六日目:成都

 翌朝は10時発のバスだったので、出発前にGuest House裏の康定寺を見学して、チベットの<匂い>とお別れをした。

 今日のバス旅も昨日の2人と同道。Guest Houseからターミナルまでは、“Convenient Guy”と揶揄されていたアメリカ人の発案(&おごり)でTAXIで移動し(6元)、早々にバスに乗り込んだ(115元)。
 途中、大きなトラブルもなく、16時過ぎには成都成都北駅バスターミナルに到着した。それにしても、7年前に中国の西北部を旅した時は、バスのエンストやムチャクチャな客集めによる(最大1日の)遅延は当たり前だったのに、今回はターミナルからターミナルまで、ほとんどトラブルらしいトラブルがなかった。このことは、旅行者としては歓迎すべきことなのだが、「中国らしくないなー」などと勝手なことを思ってしまう。

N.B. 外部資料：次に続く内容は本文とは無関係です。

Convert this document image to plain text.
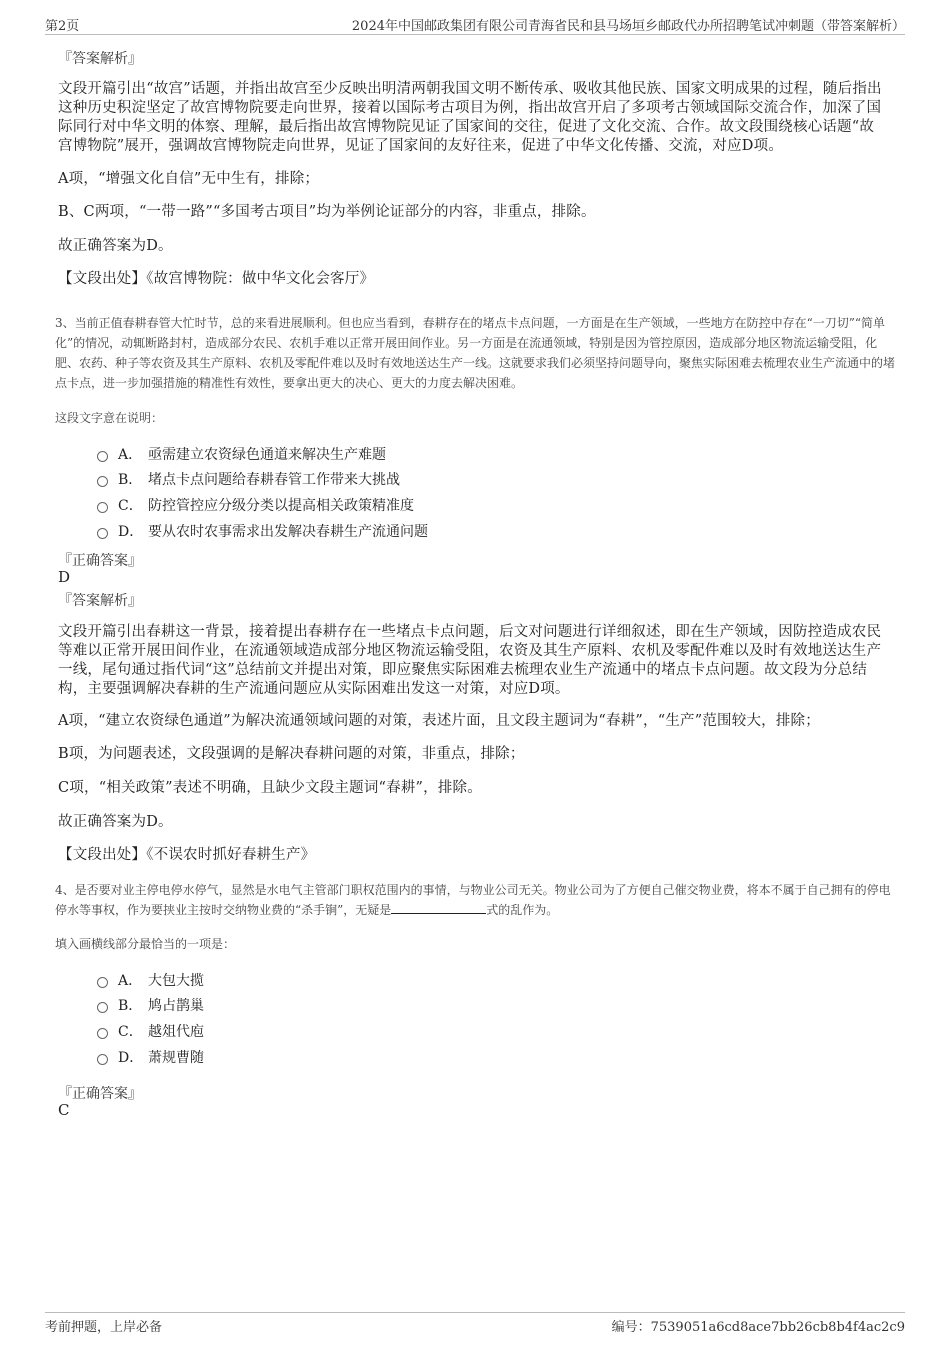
第2页	2024年中国邮政集团有限公司青海省民和县马场垣乡邮政代办所招聘笔试冲刺题（带答案解析）
『答案解析』
文段开篇引出“故宫”话题，并指出故宫至少反映出明清两朝我国文明不断传承、吸收其他民族、国家文明成果的过程，随后指出这种历史积淀坚定了故宫博物院要走向世界，接着以国际考古项目为例，指出故宫开启了多项考古领域国际交流合作，加深了国际同行对中华文明的体察、理解，最后指出故宫博物院见证了国家间的交往，促进了文化交流、合作。故文段围绕核心话题“故宫博物院”展开，强调故宫博物院走向世界，见证了国家间的友好往来，促进了中华文化传播、交流，对应D项。
A项，“增强文化自信”无中生有，排除；
B、C两项，“一带一路”“多国考古项目”均为举例论证部分的内容，非重点，排除。
故正确答案为D。
【文段出处】《故宫博物院：做中华文化会客厅》
3、当前正值春耕春管大忙时节，总的来看进展顺利。但也应当看到，春耕存在的堵点卡点问题，一方面是在生产领域，一些地方在防控中存在“一刀切”“简单化”的情况，动辄断路封村，造成部分农民、农机手难以正常开展田间作业。另一方面是在流通领域，特别是因为管控原因，造成部分地区物流运输受阻，化肥、农药、种子等农资及其生产原料、农机及零配件难以及时有效地送达生产一线。这就要求我们必须坚持问题导向，聚焦实际困难去梳理农业生产流通中的堵点卡点，进一步加强措施的精准性有效性，要拿出更大的决心、更大的力度去解决困难。
这段文字意在说明：
A． 亟需建立农资绿色通道来解决生产难题
B． 堵点卡点问题给春耕春管工作带来大挑战
C． 防控管控应分级分类以提高相关政策精准度
D． 要从农时农事需求出发解决春耕生产流通问题
『正确答案』
D
『答案解析』
文段开篇引出春耕这一背景，接着提出春耕存在一些堵点卡点问题，后文对问题进行详细叙述，即在生产领域，因防控造成农民等难以正常开展田间作业，在流通领域造成部分地区物流运输受阻，农资及其生产原料、农机及零配件难以及时有效地送达生产一线，尾句通过指代词“这”总结前文并提出对策，即应聚焦实际困难去梳理农业生产流通中的堵点卡点问题。故文段为分总结构，主要强调解决春耕的生产流通问题应从实际困难出发这一对策，对应D项。
A项，“建立农资绿色通道”为解决流通领域问题的对策，表述片面，且文段主题词为“春耕”，“生产”范围较大，排除；
B项，为问题表述，文段强调的是解决春耕问题的对策，非重点，排除；
C项，“相关政策”表述不明确，且缺少文段主题词“春耕”，排除。
故正确答案为D。
【文段出处】《不误农时抓好春耕生产》
4、是否要对业主停电停水停气，显然是水电气主管部门职权范围内的事情，与物业公司无关。物业公司为了方便自己催交物业费，将本不属于自己拥有的停电停水等事权，作为要挟业主按时交纳物业费的“杀手锏”，无疑是	式的乱作为。
填入画横线部分最恰当的一项是：
A． 大包大揽
B． 鸠占鹊巢
C． 越俎代庖
D． 萧规曹随
『正确答案』
C
考前押题，上岸必备	编号：7539051a6cd8ace7bb26cb8b4f4ac2c9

 成都では、理塘の張さんから紹介されていたSim's Cozy Guest Houseに泊まる予定だったので、もう少し良いホテルに泊まりたがっていた“Convenient Guy”とはここでお別れ。イタリア人と2人でTAXI(12元)に乗り込んだ。
 Sim's Cozyは、ステレオタイプな“伝統中国”をわざとらしく再現した“Chinese Amusement Park”文殊院のすぐ裏手にあるGuest Houseで、最近評判が良いらしい(1ベッド25元)。
 Guest House内には、レストランにバー、ネット端末、DVD鑑賞ルーム、三国志を全巻そらえている文庫、そして卓球台と、旅行者を飽きさせないあらゆる設備が整っている。経営者がシンガポール人と日本人の夫婦ということで、日本語を話せるスタッフもいるし、サービスも行き届いているし、清潔だ。カトマンズのタメルやバンコクのカオサンに完備されている旅行者を楽しませてくれる要素を、一つの敷地内に詰め込んだような感じとでも言おうか。ここから一歩も出ずに一日を過すことも可能だろう(実際、そういう人間もいた)。

 チベットから下りてきた後にカトマンズで暫く沈没してしまったことを(短いスパンで)再現するような成都の三日間が始まった。